Clinique d'avortement dans l'appartement Bassura a des centaines de patients, tarifés de 5 à 8 millions de roupies
JAKARTA - Un total de 361 noms de patients ont presumablééééééééééééééééééééééééééééééééééééééééééééééééééééééééééééééééééééééééééééééééééééééééééééééééééééééééééééééééééééééééééééééééééééééééééééééééééééééééééééééééééééééééééééééééééééééééééééééééééééééééééééééééééééééééééééééééééééééééééééééééééééééééé
Le directeur de la recherche criminelle spéciale (Dirkrimsus) de la police métropolitaine de Jaya, Kombes Edy Suranta Sitepu, a déclaré que, sur la base des conclusions de l’arrestation et de l’analyse des données des teléphones portables appartenant à l’administrateur de la clinique d’avortement Promedis et de la clinique d’avortement Raden Saleh, les investigateurs ont trouvé une liste de 361 noms de patients qui auraient été victimes d’avortements.
« Ensuite, nous avons fait un traitement des données qui se trouvent sur le portable de l’administrateur, à partir de ce traitement des données, nous avons trouvé les noms des patients, soit 361 patients », a-t-il déclaré aux médias de la police de Metro Jaya, mercredi 17 decembre 2025.
Cependant, la police poursuit ses enquêtes sur les 361 patients qui ont eu recours à l’avortement. Bien que les suspects aient admis que les noms étaient ceux de leurs patients.
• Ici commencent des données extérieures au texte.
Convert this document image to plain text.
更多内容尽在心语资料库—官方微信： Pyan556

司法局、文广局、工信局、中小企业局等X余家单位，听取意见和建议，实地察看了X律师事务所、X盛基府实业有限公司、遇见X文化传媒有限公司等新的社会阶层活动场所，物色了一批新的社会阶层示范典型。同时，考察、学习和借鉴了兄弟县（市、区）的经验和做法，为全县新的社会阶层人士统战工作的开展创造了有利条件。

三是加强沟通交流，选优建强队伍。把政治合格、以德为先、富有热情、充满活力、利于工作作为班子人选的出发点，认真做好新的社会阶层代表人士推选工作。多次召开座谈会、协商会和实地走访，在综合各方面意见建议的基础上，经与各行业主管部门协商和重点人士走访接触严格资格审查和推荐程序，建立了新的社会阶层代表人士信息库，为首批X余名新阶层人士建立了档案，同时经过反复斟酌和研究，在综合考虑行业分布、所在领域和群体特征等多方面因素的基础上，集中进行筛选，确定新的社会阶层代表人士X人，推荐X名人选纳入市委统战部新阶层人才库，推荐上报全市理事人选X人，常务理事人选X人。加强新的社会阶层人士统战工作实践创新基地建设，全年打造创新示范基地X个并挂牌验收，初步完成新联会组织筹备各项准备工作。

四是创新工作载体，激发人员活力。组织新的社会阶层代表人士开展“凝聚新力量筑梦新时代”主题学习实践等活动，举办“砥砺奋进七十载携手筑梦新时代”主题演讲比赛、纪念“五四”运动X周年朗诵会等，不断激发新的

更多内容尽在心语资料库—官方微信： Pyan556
« Cependant, d’après les déclarations des suspects, même si les déclarations des suspects ont indiqué qu’il s’agissait d’une patiente d’avortement, nous devons nous assurer en appelant les patients qui sont dans la base de données », a-t-il déclaré.
En outre, Edy a expliqué que les candidats aux patients qui accèdent au site Web seront redirigés vers l’administrateur via l’application WhatsApp. L’administrateur demande ensuite un certain nombre de conditions, notamment les resultats des echographies et la carte d’identité du patient.
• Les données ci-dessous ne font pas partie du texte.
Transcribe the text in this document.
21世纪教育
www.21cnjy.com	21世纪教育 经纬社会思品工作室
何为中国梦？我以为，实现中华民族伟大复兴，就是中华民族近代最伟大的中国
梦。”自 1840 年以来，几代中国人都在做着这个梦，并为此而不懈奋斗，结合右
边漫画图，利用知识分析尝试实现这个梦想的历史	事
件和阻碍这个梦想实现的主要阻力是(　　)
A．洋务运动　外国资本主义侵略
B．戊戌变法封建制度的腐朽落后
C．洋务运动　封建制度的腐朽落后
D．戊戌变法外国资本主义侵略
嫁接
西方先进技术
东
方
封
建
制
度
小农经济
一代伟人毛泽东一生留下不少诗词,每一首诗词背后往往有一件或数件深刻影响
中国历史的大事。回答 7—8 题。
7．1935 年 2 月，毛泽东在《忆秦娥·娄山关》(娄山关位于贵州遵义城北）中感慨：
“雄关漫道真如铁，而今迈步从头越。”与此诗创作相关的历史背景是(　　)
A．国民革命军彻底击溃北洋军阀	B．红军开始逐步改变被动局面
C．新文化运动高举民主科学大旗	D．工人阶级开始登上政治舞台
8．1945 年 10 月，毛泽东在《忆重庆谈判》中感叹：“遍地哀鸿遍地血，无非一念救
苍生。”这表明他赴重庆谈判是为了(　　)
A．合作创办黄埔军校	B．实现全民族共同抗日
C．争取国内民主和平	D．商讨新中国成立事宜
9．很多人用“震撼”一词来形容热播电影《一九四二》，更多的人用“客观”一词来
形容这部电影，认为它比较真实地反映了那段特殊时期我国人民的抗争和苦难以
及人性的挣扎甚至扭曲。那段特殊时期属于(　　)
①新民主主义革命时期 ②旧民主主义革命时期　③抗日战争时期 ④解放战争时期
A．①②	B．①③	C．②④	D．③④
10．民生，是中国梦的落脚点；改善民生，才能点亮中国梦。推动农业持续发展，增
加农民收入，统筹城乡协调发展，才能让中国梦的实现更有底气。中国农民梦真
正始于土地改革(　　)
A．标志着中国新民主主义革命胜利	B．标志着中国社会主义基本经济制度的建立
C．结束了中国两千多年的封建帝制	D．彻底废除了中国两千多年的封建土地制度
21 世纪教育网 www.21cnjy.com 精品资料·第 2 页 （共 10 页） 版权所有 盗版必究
« Une fois les exigences étudiées, l’administrateur déterminera les rendez-vous, les lieux, les heures et les points de ramassage des patients », a-t-il expliqué.
Il est connu que les frais de l’avortement illégal varient, allant de 5 millions à 8 millions de roupies par patient.
Entre-temps, le role de chaque suspect dans la pratique illgale de l'avortement. NS joue le role d'executeur ou de medecin qui effectue l'avortement et revoit environ 1,7 million de roupies. RH aide a la mise en place de l'avortement en échange d'environ 1 million de roupies.
Tersangka M a joué un rolé de prélevé et de prélevé de patients pour une rémuneration d’environ 1 million de roupies, tandis que LN avait pour mission de prélever les patients du parking pour une rémuneration d’environ 200 000 à 400 000 roupies.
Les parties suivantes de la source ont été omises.